Spoke with my W as this will be Sunday and she is prepared for it. I told her I wanted to be present- she threw a fit- said she already told them she wanted to talk and have 2 hours available- from her to them and a period of discussion after.  I stated it is a family issue- should be open to family- again she threw a fit- stated she needed to talk to them alone and without me (go out to Home Depot or something she said!) My guess is that with my insisting- she will just drop it altogether and not say anything so in the interest of her saying something to them, I am considering relenting. 2 of my 4 kids think it's my fault anyway and I am obsessed with looking at her computer files, reading her emails etc as they have walked by when I was reviewing although did not see anything. I mentioned MLC to them (WRONG MOVE!) and was told I am focusing on that instead of the "issues".  My 22 yo S said to me yesterday- so what- you have problems and need to work on them- I don't want to know- mom needs to be happy (implying I was keeping her from that!) So typical of a response. In Christine's ebook for Men with Wives in MLC, she opens with the bullets of symptoms. W has had no less than 85~90% of them.   

It doesn't really hurt me either way- just wanted her to stand up and tell them with me present. On the other hand- I told her I want the same courtesy and have them all present when I ask what she told them- She doesn't need to be there for that. My guess is that she will give an abbreviated speech- maybe leaving out chosen items- however I am prepared to let them know it all- including giving them their mother's AIM log file copies to show how she had been involved for some time- at least a year as their were references to last June!

Interesting- I know a close F friend of the OW who also works for my W, this friend has been having much trouble with OW in communication contact etc. and she was close friends (BFFs) in the past.  My W said- I thought you had told the friend since her attitude has changed for the OW these past 2 weeks!  I said no, however I am not saying I won't in the future- She just looked at me as I was killing her dog and so sad that I could do something like that to their (the F friend and the OW!) friendship!!!  Just an uncaring individual I suppose. 

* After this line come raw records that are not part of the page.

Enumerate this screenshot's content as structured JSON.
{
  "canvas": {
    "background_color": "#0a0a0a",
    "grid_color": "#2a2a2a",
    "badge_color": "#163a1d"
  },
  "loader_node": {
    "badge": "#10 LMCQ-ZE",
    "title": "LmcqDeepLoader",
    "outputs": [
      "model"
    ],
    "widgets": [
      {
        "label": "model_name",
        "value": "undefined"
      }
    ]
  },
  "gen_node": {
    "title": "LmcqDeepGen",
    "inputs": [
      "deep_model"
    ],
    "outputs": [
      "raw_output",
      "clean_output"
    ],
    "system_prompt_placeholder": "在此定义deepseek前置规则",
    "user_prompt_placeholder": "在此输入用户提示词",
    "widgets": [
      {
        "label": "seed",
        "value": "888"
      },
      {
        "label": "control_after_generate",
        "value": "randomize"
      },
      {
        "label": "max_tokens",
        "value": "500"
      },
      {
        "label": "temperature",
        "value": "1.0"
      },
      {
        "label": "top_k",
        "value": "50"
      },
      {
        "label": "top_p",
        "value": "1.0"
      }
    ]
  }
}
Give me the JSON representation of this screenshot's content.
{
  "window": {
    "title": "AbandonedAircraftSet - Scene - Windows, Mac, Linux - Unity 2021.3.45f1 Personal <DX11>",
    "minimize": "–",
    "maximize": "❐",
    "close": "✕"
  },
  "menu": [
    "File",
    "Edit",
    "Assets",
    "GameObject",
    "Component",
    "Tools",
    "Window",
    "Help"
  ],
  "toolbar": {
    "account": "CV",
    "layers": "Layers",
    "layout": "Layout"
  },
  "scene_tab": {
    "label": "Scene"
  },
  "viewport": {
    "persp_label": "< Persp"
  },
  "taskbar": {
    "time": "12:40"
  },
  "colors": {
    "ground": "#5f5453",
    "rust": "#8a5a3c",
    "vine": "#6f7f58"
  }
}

My guess is that the reality of it all, she has had problems with me (and herself) for years and years but had clammed up about it. She had never asked about counseling- professional, religious or otherwise.  I cannot be held responsible for not doing what she wanted to do with her life! Our beautiful kids are now grown- "I'm a cast iron weight just dragging down her ship of happiness!"  I asked about counseling now and she refused- stating you need it for yourself- not me, not MC but IC!

My MIL passing away 2007 and last child off to college gave her no reason to be connected to anything- she is an only child, her kids are all adults- she owns a business- she has no further use for me! (especially being unemp. at present and unable to supply medical coverage at this time!) We just share the house bills, college tuitions and other routine expenses.